This excerpt taken from the PRVT DEF 14A filed Nov 3, 2009.
What vote is required to approve each matter and how are votes counted?
Votes will be counted by the inspector of elections appointed for the Annual Meeting.
For Proposal No. 1 (to elect six directors to hold office until the next Annual Meeting of Shareholders and until their respective successors have been duly elected and qualified) a plurality of votes by the holders of the common stock is required for the election of directors. Broker non-votes and abstentions will have no effect on the outcome.
For Proposal No. 2 (to approve the issuance of shares of common stock in connection with the acquisition of the GameLink companies) a majority of the total votes cast is required for shareholder approval, exclusive of shares issued in connection with the acquisition. Broker non-votes and abstentions will have no effect on the outcome.

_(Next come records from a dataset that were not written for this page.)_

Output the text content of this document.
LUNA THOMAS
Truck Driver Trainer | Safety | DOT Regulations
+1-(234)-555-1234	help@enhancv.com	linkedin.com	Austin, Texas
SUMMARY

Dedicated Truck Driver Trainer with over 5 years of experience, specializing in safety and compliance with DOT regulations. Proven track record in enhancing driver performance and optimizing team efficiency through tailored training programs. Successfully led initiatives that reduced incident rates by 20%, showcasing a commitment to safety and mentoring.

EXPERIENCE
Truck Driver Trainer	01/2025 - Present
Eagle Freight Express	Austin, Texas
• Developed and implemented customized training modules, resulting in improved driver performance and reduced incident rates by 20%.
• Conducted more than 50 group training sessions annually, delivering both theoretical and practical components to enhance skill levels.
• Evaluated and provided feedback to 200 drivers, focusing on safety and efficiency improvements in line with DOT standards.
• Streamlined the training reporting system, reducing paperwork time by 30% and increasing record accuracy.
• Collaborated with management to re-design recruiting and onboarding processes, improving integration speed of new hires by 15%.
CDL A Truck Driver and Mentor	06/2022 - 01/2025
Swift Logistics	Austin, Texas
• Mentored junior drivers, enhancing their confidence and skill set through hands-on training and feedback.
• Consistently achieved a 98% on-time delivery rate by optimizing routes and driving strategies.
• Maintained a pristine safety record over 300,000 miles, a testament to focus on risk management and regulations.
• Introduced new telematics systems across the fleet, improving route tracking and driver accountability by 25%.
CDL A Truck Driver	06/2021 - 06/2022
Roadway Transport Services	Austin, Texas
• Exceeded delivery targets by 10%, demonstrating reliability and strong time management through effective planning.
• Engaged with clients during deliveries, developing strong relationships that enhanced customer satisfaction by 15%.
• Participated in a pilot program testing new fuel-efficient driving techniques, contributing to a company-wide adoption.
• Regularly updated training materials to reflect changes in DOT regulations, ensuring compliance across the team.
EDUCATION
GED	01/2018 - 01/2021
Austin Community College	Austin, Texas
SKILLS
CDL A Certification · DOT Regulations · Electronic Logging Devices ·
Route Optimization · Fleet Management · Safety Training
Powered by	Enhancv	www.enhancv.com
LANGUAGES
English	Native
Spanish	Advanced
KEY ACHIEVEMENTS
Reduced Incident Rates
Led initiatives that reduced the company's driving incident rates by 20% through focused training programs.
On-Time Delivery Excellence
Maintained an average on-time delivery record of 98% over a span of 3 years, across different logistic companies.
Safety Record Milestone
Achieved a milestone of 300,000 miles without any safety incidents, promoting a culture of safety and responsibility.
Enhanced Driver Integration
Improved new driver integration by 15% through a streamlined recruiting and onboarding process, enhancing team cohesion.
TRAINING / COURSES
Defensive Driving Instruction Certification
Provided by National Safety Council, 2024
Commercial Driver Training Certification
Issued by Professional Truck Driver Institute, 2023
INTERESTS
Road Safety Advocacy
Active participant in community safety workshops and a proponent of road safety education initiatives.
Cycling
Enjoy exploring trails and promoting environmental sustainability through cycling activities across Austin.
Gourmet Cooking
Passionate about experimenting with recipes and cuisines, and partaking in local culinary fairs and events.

For Proposal No. 3 (to approve an amendment of our restated articles of incorporation to effect a reverse stock split at a ratio of between 1 for 2 and 1 for 50 at any time prior to December 31, 2010) a majority of the outstanding shares of common stock on the record date, voting in person or represented by proxy, is required for approval. Shares of common stock voted to abstain and shares of common stock subject to broker non-votes have the practical effect of being voted against the matter.

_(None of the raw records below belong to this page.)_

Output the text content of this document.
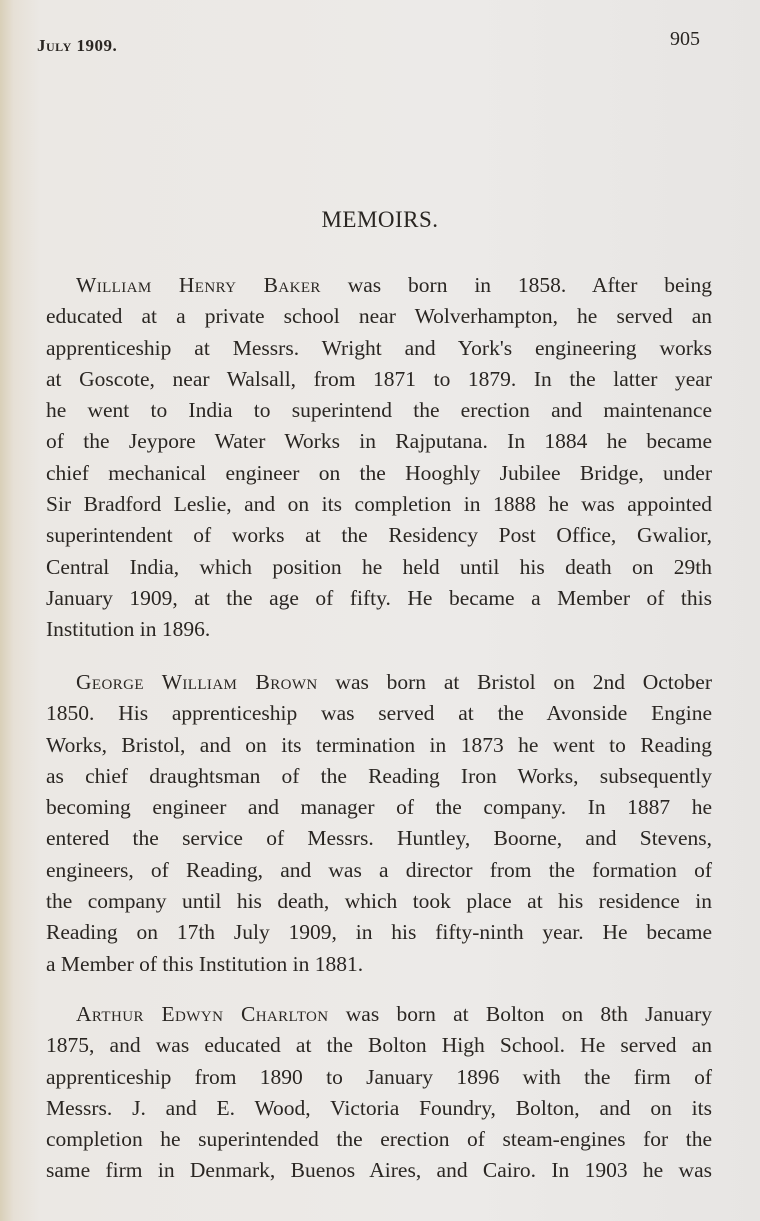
July 1909.	905
MEMOIRS.
William Henry Baker was born in 1858. After being
educated at a private school near Wolverhampton, he served an
apprenticeship at Messrs. Wright and York's engineering works
at Goscote, near Walsall, from 1871 to 1879. In the latter year
he went to India to superintend the erection and maintenance
of the Jeypore Water Works in Rajputana. In 1884 he became
chief mechanical engineer on the Hooghly Jubilee Bridge, under
Sir Bradford Leslie, and on its completion in 1888 he was appointed
superintendent of works at the Residency Post Office, Gwalior,
Central India, which position he held until his death on 29th
January 1909, at the age of fifty. He became a Member of this
Institution in 1896.
George William Brown was born at Bristol on 2nd October
1850. His apprenticeship was served at the Avonside Engine
Works, Bristol, and on its termination in 1873 he went to Reading
as chief draughtsman of the Reading Iron Works, subsequently
becoming engineer and manager of the company. In 1887 he
entered the service of Messrs. Huntley, Boorne, and Stevens,
engineers, of Reading, and was a director from the formation of
the company until his death, which took place at his residence in
Reading on 17th July 1909, in his fifty-ninth year. He became
a Member of this Institution in 1881.
Arthur Edwyn Charlton was born at Bolton on 8th January
1875, and was educated at the Bolton High School. He served an
apprenticeship from 1890 to January 1896 with the firm of
Messrs. J. and E. Wood, Victoria Foundry, Bolton, and on its
completion he superintended the erection of steam-engines for the
same firm in Denmark, Buenos Aires, and Cairo. In 1903 he was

For Proposal No. 4 (to approve the Companys 2009 Equity Incentive Plan) a majority of the total votes cast is required for shareholder approval. Broker non-votes and abstentions will have no effect on the outcome.
For Proposal No. 5 (to ratify the appointment of BDO Audiberia as our independent registered public accounting firm for the fiscal year ending December 31, 2009) a majority of the total votes cast is required for shareholder approval. Broker non-votes and abstentions will have no effect on the outcome.
In the event that sufficient votes in favor of the proposals are not received by the date of the Annual Meeting, the persons named as proxies may propose one or more adjournments of the Annual Meeting to permit further solicitations of proxies. Any such adjournment will require the affirmative vote of the holders of a majority of the shares of common stock present in person or by proxy at the Annual Meeting. The persons named as proxies will vote in favor of such adjournment or adjournments.